According to new figures, economic uncertainty around the coronavirus pandemic has opened a £15bn funding gap between the capital scaling business can access and what they need. Amin Vepari discusses the findings.
It is clear to see there is huge resilience in the Lancashire economy as it recovers from the coronavirus pandemic. We’re seeing a healthy number of new businesses being registered across the county and the demand for Two Zero’s Scaleup Resurgence programme shows that for more established firms, fast-growth remains a priority.
But the changes brought about by coronavirus bring both challenges and opportunities to scale-ups in Lancashire and across the UK.
My previous blog highlighted the challenges, particularly in accessing funding, for female scale-up leaders in the UK. However, a new report highlights the coronavirus has widened the gap between the capital all scaling businesses need and what they can access.
That gap is estimated to stand at £15bn per year.

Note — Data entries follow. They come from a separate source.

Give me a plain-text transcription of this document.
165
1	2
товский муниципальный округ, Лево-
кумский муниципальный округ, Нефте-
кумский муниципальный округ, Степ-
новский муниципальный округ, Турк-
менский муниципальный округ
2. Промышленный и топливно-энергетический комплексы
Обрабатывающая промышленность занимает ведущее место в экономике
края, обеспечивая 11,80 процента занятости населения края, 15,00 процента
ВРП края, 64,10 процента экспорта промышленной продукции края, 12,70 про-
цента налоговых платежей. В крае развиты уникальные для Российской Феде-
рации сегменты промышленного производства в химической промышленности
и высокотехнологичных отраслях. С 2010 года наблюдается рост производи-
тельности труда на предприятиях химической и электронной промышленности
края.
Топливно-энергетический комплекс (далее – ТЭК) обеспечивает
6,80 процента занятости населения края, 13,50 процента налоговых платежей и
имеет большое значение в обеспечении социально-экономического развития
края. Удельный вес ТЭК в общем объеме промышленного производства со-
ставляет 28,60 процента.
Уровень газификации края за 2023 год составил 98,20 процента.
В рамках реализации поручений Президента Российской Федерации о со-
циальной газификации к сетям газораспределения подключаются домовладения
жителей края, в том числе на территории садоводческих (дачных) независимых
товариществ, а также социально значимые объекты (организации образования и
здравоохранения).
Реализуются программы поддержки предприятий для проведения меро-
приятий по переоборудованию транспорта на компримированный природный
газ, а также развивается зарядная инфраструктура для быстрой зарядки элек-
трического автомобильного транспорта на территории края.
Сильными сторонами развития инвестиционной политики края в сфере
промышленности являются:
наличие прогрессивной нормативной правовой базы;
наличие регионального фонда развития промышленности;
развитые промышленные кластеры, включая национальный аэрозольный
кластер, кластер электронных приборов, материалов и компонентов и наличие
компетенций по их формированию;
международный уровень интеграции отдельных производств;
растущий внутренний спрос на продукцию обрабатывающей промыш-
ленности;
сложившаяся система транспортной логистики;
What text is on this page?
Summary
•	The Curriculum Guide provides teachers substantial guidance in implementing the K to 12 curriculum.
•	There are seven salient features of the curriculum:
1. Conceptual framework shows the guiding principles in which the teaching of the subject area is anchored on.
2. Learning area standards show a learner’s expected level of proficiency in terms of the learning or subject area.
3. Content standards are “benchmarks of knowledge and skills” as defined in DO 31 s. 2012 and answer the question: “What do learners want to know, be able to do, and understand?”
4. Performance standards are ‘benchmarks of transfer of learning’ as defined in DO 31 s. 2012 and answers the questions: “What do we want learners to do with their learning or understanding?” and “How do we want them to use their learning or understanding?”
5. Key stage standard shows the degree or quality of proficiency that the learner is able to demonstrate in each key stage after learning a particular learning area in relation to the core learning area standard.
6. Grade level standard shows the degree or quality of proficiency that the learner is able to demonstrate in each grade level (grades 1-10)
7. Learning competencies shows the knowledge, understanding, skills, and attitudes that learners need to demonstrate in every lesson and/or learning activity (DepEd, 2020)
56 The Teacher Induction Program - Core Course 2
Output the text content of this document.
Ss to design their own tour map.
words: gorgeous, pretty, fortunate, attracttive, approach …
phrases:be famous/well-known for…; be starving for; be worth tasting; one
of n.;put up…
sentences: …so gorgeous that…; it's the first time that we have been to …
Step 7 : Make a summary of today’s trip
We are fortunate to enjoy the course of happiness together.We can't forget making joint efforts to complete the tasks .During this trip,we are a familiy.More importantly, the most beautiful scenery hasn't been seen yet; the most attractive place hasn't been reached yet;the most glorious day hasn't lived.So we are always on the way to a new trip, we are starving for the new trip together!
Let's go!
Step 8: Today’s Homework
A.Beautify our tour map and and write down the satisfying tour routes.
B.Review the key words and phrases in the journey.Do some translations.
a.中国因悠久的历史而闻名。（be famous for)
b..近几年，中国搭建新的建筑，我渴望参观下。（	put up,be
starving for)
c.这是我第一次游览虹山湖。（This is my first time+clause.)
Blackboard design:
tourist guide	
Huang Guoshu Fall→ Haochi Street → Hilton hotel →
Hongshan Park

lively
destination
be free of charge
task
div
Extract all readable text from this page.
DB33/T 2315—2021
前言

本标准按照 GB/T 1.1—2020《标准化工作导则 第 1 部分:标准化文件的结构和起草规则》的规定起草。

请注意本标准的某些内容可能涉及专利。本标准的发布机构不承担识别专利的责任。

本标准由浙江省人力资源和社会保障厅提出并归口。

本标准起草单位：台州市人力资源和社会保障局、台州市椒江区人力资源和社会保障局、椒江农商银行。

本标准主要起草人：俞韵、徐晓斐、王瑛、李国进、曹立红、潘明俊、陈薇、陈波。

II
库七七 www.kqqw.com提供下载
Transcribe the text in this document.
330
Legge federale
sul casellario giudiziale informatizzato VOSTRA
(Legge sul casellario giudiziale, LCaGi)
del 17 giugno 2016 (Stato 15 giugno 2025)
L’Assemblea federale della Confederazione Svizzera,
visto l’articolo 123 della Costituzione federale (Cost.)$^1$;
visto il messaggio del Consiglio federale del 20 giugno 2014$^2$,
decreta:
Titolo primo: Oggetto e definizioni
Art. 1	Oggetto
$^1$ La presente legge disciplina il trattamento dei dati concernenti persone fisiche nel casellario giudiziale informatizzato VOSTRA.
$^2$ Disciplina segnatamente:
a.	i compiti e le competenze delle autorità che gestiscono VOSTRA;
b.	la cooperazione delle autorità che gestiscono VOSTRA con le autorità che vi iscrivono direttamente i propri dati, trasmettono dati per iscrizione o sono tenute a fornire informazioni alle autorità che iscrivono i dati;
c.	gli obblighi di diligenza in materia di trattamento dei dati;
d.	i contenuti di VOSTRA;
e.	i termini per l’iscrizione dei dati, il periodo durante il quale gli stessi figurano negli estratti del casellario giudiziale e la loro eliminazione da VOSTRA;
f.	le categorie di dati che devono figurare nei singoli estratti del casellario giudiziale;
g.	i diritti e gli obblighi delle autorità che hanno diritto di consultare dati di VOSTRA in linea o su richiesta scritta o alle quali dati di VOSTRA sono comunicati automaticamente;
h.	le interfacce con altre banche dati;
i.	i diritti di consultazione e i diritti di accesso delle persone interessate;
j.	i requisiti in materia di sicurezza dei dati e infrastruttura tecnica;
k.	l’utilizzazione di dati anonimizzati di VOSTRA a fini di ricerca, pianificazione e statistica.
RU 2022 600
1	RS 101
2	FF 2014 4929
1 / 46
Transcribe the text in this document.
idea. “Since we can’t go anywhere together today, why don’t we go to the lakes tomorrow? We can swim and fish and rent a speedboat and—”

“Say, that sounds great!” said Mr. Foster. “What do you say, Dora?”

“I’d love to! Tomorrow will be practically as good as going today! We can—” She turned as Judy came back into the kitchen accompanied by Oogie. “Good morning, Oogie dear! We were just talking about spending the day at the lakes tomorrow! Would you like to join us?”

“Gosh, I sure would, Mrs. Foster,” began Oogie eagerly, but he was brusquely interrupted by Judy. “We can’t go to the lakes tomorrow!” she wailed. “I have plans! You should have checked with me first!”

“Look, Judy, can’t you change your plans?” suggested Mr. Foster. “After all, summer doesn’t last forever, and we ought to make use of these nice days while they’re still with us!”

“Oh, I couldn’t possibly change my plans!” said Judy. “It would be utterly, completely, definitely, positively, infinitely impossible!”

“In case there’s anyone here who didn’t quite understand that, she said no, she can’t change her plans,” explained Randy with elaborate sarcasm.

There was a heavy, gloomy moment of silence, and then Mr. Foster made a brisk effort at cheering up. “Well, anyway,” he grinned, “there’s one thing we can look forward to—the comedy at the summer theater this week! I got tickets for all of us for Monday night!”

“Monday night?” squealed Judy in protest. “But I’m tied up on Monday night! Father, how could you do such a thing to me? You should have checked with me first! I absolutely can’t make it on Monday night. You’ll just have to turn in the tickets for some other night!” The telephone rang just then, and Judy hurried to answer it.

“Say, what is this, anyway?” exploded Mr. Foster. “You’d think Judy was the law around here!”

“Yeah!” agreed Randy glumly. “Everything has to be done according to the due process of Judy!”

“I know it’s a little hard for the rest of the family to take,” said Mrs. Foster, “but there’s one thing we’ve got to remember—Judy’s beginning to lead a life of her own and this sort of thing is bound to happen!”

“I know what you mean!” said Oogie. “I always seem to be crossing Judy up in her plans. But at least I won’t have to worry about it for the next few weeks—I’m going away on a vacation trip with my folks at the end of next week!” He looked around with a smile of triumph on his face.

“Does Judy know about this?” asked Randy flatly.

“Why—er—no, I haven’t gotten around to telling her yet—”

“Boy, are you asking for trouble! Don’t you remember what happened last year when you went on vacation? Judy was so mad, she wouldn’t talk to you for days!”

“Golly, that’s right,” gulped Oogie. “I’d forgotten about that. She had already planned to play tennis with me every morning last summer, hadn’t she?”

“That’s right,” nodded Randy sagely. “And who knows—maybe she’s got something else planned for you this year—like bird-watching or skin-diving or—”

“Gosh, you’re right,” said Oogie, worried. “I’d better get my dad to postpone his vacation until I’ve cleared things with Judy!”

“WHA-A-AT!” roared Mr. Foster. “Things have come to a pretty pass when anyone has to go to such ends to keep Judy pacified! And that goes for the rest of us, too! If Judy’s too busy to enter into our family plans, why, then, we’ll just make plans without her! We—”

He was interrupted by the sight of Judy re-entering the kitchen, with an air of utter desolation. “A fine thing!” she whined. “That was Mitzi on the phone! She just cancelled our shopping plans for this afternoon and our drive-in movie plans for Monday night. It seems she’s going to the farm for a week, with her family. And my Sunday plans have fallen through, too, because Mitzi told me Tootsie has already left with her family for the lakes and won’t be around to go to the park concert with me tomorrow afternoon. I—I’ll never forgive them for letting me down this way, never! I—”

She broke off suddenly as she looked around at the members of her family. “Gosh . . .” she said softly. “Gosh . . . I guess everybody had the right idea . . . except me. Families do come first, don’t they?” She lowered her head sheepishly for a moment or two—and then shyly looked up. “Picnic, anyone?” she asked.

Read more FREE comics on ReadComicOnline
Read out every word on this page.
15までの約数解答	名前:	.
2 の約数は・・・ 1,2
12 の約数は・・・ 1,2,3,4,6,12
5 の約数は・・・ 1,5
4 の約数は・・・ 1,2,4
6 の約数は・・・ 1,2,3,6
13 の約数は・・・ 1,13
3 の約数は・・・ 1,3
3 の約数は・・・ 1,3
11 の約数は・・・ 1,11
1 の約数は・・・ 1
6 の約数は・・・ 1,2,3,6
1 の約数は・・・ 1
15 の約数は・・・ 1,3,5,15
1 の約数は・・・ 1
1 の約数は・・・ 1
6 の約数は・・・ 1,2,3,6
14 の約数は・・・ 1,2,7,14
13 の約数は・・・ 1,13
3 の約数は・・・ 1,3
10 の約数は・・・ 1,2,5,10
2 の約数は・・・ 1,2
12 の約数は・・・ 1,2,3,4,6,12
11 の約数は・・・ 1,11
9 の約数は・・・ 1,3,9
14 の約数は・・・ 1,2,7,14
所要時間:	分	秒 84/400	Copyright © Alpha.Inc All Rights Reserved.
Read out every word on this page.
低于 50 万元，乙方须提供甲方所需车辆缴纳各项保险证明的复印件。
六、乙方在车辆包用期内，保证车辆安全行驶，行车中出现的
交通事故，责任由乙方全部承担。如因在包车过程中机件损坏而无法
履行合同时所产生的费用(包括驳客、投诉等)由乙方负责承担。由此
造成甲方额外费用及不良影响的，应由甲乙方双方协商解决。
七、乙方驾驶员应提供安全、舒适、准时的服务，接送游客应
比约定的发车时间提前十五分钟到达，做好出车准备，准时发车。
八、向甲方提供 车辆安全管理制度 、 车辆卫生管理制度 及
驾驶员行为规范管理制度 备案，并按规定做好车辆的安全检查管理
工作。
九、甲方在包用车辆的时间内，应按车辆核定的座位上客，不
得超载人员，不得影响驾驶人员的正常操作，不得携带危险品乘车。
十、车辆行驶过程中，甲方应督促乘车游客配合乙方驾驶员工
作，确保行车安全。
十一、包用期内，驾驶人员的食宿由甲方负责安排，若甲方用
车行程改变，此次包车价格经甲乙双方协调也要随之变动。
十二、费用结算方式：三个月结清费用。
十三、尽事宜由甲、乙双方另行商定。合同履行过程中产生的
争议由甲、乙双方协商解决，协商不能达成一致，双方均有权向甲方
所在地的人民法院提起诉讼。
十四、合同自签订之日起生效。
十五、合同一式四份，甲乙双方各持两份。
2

The report, The Future of Growth Capital, highlights a deficit of institutional funds as well as demand-side constraints, suggesting there is a lack of willingness from management to use external growth capital.
“The result is that the UK economy is not benefiting from the dynamic growth that scaling companies can deliver across many sectors and regions,” the report claims.
This added to the economic uncertainty brought on by Covid-19 presents a major challenge in the way scale-up businesses access external funding.
Among the recommendations are changes to UK legislation to make it easier for companies to access capital which is already available, expanding the reach of the national development banks such as British Business Bank, and also the creation of a Future Opportunity Fund to help drive the UK’s engagement with emerging sectors and concepts such as carbon net zero.
But as well as Covid-19 bringing challenges to the scale-up community, will it help to address some of the issues presented in the report?
The pandemic brought about huge changes in the way business is done. One example is the rise in video calling rather than the traditional meeting. This means Lancashire’s innovative, ambitious scale-ups are closer than ever before to the institutional funds of London and further afield.
Recent months have proven that businesses with the infrastructure and flexibility to operate remotely and a product or service which can be sold or delivered online are resilient to the challenge of the past few months.
As the county emerges into a changed business landscape, Two Zero will use its position in the Lancashire economy to do our part to help bridge this gap. We will share tips and advice from experts and partners to help Lancashire scale-ups better understand how to access different types of funding.
If Lancashire’s fastest-growing companies can access the funds they need to scale, the whole county will feel the long-term benefits.